Screen Shot 2020-04-07 at 9.19.23 AM

Thinking about a notorious Putnam problem

Consider the following Putnam question from the 2018 exam:

Consider a smooth function f:\Bbb{R}\to\Bbb{R} such that f\geq 0, and f(0)=0 and f(1)=1. Prove that there exists a point x and a positive integer n such that f^{(n)}(x)<0.

This is a problem from the 2018 Putnam, and only 10 students were able to solve it completely, making it the hardest question on the exam. I spent a day thinking about it, and my “proof” differs a lot from the official solutions, and is really a heuristic.

Proof: Assume that there does not exist any x and n such that f^{(n)}(x)<0. We will compare f with functions of the form x^n in [0,1]. We will prove that f\leq x^n on [0,1]. Because x^n\to 0 on [0,1) as n\to\infty, we will have proven that f=0 on [0,1) and f(1)=1. Hence, f cannot be smooth.

Why is f\leq x^n? Let us first analyze what f looks like.

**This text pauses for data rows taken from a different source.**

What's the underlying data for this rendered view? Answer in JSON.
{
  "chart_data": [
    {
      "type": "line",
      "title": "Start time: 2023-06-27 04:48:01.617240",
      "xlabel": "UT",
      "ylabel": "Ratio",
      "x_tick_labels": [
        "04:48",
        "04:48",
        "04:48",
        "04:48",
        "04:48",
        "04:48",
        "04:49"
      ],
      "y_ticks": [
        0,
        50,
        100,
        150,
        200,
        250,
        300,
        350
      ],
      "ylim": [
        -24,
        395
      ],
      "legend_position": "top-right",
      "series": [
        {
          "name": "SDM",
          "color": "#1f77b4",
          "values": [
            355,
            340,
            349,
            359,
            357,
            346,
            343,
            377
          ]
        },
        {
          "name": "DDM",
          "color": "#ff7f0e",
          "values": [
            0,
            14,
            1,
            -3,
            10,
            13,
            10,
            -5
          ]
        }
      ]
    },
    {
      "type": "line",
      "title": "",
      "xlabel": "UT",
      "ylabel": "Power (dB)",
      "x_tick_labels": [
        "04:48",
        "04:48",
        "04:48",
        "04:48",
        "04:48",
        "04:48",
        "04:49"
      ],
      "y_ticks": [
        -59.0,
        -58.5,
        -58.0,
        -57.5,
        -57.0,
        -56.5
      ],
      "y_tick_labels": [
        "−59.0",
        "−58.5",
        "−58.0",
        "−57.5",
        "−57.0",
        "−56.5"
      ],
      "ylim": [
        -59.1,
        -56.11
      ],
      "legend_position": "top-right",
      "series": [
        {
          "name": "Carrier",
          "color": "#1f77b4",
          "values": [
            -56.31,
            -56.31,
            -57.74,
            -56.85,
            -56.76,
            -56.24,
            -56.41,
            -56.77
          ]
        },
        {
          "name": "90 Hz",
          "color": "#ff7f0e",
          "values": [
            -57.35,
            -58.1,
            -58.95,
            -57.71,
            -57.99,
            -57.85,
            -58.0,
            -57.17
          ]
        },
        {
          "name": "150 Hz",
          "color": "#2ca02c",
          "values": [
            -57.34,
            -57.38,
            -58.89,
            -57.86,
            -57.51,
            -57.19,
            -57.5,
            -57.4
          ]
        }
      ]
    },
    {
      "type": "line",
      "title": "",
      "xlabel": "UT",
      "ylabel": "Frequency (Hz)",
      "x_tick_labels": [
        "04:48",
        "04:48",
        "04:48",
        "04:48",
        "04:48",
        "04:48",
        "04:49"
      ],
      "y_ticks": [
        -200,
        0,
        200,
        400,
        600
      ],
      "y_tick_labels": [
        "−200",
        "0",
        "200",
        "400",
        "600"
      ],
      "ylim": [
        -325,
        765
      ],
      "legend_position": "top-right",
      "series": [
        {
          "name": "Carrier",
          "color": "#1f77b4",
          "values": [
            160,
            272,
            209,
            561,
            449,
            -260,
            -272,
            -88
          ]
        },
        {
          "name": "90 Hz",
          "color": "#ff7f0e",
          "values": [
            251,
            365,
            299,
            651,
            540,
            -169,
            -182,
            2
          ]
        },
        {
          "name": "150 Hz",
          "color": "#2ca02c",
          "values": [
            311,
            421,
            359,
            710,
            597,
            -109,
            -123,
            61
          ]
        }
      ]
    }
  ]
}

It is easy to see that f(x)=0 for x\leq 0. This is because as f\geq 0, if f(x)>0 for x<0, when f will have to decrease to 0 at x=0. Hence, there will be a negative derivative involved, which is a contradiction. Hence, f(x)=0 for x\leq 0, and by continuity of derivatives for smooth functions, all derivatives at x=0 are also 0.

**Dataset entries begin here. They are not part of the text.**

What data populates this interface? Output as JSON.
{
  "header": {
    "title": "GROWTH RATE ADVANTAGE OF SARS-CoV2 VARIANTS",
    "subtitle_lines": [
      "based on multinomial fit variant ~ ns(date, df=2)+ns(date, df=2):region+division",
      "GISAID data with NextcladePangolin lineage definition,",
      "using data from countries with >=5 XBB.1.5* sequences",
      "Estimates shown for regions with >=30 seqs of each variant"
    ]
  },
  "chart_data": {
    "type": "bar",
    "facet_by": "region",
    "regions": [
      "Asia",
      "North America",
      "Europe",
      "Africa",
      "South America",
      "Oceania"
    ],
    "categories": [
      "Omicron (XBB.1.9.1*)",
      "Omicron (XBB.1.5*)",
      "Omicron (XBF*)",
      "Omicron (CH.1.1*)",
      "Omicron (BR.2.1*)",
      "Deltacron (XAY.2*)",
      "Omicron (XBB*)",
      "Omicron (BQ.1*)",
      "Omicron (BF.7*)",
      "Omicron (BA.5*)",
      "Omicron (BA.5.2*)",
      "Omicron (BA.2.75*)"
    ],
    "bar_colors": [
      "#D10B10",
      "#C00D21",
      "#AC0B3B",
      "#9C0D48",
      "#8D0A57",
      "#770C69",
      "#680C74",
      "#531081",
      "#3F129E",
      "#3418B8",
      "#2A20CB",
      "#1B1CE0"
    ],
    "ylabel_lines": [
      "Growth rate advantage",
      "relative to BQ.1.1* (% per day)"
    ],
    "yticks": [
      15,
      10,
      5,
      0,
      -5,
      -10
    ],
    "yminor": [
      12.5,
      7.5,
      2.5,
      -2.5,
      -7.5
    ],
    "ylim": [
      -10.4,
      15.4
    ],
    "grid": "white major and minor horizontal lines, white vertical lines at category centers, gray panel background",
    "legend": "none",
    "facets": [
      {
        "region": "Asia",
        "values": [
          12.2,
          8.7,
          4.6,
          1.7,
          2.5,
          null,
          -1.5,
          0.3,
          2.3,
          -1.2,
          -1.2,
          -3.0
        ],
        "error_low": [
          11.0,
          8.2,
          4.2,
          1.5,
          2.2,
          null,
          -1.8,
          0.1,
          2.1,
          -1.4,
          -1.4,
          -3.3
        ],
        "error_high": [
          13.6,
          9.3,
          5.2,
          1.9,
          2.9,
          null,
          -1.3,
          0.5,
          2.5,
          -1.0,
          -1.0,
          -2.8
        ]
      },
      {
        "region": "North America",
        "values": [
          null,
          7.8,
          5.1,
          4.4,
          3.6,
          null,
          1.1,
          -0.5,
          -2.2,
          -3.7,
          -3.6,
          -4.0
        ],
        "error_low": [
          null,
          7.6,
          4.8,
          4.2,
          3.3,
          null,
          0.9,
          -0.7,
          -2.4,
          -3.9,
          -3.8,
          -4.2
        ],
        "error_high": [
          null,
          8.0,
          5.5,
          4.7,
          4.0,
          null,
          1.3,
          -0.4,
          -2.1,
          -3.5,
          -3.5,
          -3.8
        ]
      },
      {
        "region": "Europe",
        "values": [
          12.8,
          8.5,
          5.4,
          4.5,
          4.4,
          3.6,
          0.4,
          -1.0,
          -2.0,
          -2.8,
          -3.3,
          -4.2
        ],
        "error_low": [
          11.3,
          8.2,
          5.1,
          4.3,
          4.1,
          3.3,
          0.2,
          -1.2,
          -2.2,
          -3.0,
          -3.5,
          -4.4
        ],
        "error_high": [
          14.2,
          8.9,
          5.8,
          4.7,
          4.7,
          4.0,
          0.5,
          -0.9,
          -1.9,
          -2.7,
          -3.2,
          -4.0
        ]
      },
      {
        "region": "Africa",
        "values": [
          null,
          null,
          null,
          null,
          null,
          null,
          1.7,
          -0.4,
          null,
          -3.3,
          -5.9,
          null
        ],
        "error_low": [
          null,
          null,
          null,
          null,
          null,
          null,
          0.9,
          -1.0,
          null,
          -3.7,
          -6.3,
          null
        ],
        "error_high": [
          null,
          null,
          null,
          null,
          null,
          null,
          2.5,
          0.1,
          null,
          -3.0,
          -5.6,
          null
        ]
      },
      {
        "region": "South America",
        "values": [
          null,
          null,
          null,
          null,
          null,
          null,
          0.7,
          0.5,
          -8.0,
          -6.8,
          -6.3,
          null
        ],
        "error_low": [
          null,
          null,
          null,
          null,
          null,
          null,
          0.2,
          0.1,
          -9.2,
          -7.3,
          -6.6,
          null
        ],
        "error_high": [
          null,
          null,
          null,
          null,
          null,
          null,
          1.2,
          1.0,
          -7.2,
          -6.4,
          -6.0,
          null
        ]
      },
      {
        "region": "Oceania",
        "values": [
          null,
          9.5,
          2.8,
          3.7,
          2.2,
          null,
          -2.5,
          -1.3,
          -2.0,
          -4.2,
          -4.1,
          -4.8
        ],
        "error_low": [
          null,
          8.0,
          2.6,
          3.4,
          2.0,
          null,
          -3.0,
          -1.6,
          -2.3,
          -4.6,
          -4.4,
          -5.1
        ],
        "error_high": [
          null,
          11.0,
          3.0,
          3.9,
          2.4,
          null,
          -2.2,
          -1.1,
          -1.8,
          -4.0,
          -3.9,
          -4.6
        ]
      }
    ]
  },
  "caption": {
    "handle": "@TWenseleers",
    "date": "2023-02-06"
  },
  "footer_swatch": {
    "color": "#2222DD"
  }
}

Now consider the functions x^n, which are 0 at x=0 and 1 at x=1. These are the same endpoints for f(x) in [0,1]. If f(x) ever crosses x^n in [0,1), then it will have a higher nth derivative than x^n at the point of intersection. As its (n+1)th derivative is also non-negative, f will just keep shooting above x^n, and hence never “return” to x^n at x=1. This contradicts the fact that f(1)=1. Hence, f will always be bounded above by x^n in [0,1]. As this is true for all n, f=0 on [0,1) and f(1)=1. This contradicts the fact that f is continuous.